About
I've spent 18+ years building products, leading teams, and designing systems that work for real people in real organizations.
From early-stage startups figuring out what to build, to scaling companies optimizing what they've built, to enterprise organizations trying to remember why they built it in the first place; I've seen the full cycle. User research. Product strategy. Design systems. Team development. The messy reality of shipping things that matter.
I care about things that actually work. Not features for the sake of roadmap completeness. Not technology for the sake of appearing innovative. Useful tools that solve real problems for real people.
That said, building useful things requires more than good intentions. It requires understanding systems: how information flows, how decisions get made, how teams coordinate under uncertainty. Product work, at its core, is systems design.
The AI Chapter
Like many of us in Tech, I've been diving deeper and deeper into AI. The biggest shift for me was moving from chat web interfaces to the command line, first with Amazon Q and then with Claude Code + Cursor.
Models keep getting better and while it's hard to believe, we should expect this to continue. Now that I am fully leveraging Claude Code for all my Personal and Professional workflows, it's becoming clear where the new friction areas will be. The bottlenecks are elsewhere now: context engineering, memory management, the interplay between memory surfaces and control surfaces, the coordination patterns that make agentic systems actually work.
This is where product thinking meets AI engineering. Designing how information flows to AI systems. Structuring context so it's useful, not just available. Building the scaffolding that enables real collaboration between humans and AI within teams and organizations. This is context engineering. Prompts are just the interface; context is the substance.
Eighteen years of thinking about user needs, information architecture, and system design prepared me for this in ways I didn't expect.
What I'm Building
I'm rebuilding how I manage all my workflows, from personal to professional, into an Agentic Ecosystem and Operating System.

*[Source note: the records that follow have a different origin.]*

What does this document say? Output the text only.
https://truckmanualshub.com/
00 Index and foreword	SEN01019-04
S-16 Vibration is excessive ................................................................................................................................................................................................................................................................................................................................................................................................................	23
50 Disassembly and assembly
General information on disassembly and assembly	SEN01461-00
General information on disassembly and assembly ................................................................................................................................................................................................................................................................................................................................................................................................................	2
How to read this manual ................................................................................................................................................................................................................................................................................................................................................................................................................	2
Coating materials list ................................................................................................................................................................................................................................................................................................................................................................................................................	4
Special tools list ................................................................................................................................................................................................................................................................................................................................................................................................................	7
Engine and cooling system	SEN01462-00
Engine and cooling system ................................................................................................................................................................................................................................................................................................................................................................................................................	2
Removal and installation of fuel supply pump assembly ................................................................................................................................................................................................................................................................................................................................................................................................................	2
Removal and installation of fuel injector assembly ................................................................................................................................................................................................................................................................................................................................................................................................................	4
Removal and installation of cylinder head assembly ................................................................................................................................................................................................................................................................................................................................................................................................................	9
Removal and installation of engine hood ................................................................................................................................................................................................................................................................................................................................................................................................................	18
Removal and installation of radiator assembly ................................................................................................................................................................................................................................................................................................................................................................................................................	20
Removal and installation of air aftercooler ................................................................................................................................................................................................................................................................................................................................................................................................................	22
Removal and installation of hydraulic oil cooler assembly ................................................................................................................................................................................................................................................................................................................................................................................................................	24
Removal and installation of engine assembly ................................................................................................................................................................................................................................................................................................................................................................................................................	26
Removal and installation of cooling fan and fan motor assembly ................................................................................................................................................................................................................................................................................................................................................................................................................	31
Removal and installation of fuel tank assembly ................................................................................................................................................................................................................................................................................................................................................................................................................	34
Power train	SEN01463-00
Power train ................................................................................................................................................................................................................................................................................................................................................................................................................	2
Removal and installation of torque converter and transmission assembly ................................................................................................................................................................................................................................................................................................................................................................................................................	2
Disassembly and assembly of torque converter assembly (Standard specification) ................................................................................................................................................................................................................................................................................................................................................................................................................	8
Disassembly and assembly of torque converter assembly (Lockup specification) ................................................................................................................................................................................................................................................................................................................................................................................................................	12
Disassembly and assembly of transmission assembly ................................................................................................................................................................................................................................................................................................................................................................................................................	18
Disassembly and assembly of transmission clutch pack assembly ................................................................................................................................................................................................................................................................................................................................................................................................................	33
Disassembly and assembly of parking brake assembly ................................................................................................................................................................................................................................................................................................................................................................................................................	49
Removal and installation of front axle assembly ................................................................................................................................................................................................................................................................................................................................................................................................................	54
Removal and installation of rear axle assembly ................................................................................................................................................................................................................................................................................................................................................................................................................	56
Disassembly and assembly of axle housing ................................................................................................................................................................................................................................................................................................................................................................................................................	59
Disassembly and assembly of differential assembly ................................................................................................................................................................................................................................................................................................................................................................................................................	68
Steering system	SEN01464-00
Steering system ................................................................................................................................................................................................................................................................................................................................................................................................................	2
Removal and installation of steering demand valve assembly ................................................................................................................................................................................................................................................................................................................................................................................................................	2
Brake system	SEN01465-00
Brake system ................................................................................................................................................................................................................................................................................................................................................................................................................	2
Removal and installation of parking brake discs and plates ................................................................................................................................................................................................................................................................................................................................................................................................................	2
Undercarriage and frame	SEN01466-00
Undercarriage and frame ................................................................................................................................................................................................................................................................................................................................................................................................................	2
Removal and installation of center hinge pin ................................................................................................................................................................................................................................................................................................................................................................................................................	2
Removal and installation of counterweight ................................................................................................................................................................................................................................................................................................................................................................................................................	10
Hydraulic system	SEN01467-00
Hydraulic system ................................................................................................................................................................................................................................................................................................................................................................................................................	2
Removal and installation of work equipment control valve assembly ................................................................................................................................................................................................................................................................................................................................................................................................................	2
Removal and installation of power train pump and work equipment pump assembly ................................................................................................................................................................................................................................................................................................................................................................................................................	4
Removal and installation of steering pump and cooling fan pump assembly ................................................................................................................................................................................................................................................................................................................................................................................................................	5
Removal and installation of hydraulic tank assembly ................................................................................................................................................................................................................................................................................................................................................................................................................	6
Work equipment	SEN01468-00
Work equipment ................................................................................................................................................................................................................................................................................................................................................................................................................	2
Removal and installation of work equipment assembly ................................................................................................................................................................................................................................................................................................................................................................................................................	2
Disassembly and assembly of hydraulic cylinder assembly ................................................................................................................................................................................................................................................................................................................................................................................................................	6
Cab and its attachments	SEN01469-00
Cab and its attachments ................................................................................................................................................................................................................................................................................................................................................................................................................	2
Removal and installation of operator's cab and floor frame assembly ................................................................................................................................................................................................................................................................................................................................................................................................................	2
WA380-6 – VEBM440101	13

I am centering this around the concept that AI Agents and Human Operators together can produce amazing results, not just one or the other, and we need to rethink how systems operate to enable this at scale.
I'm centering my system around an AI Agent persona that helps to manage a team of Agents using many of the same techniques for non-deterministic AI Agents that we use for non-deterministic Humans: feedback, coaching, delegation, 1:1s, empowerment, quality controls, etc.
Beyond Agents specifically, I'm developing frameworks like Context Maps: structured approaches to giving AI systems the information they need to be genuinely helpful. Not theoretical frameworks. Working systems that I use every day.
As Head of Product at Rebrandly, I lead product strategy and AI integration for the link management platform. The two worlds inform each other: what I learn building my Agentic Ecosystem shapes how I think about Rebrandly's AI approach, and what I learn at scale informs how I build my own systems.
Philosophy
Build, don't speculate. The best insights come from making things. I learn by shipping.
Practical over theoretical. I care about what works in practice, not what sounds impressive in conference talks. The gap between AI demos and AI value is where the real work happens.
Evidence-based. Strong opinions, loosely held. Every assumption gets tested. When the evidence points in a different direction, I change course.
Start simple, iterate based on evidence. I've learned this the hard way. Phase 2 of my agent system was over-engineered; I built infrastructure for problems I didn't have yet. Phase 4 started with markdown files and grew from there. The simple version taught me what the complex version actually needed.
Build in public. The journey is the content. I share what's working, what's broken, and what I'm learning along the way. Not polished case studies written after the fact: real-time dispatches from the work itself.
Personal
I'm a husband and father. Hannah and I have two kids: Skyler (5) and Aiden (newborn). They provide constant perspective on what actually matters.
I'm building this agent ecosystem while navigating a 5-year-old who thinks bedtime is negotiable and a newborn who hasn't figured out day from night yet. That constraint forces focus. It demands that things actually work, not just look good in a demo.
The binding constraint isn't building the system; it's sustaining it alongside actual life. That's a different kind of engineering problem.
How I Work
I've written a Manager README that goes deeper on how I lead teams, give feedback, and think about professional development. If you're considering working with me, whether as a colleague, client, or collaborator, it's worth a read.
The short version: I believe in extreme ownership, action over debate, and treating every person I work with as capable of leading from wherever they are. I serve my teams, not the other way around.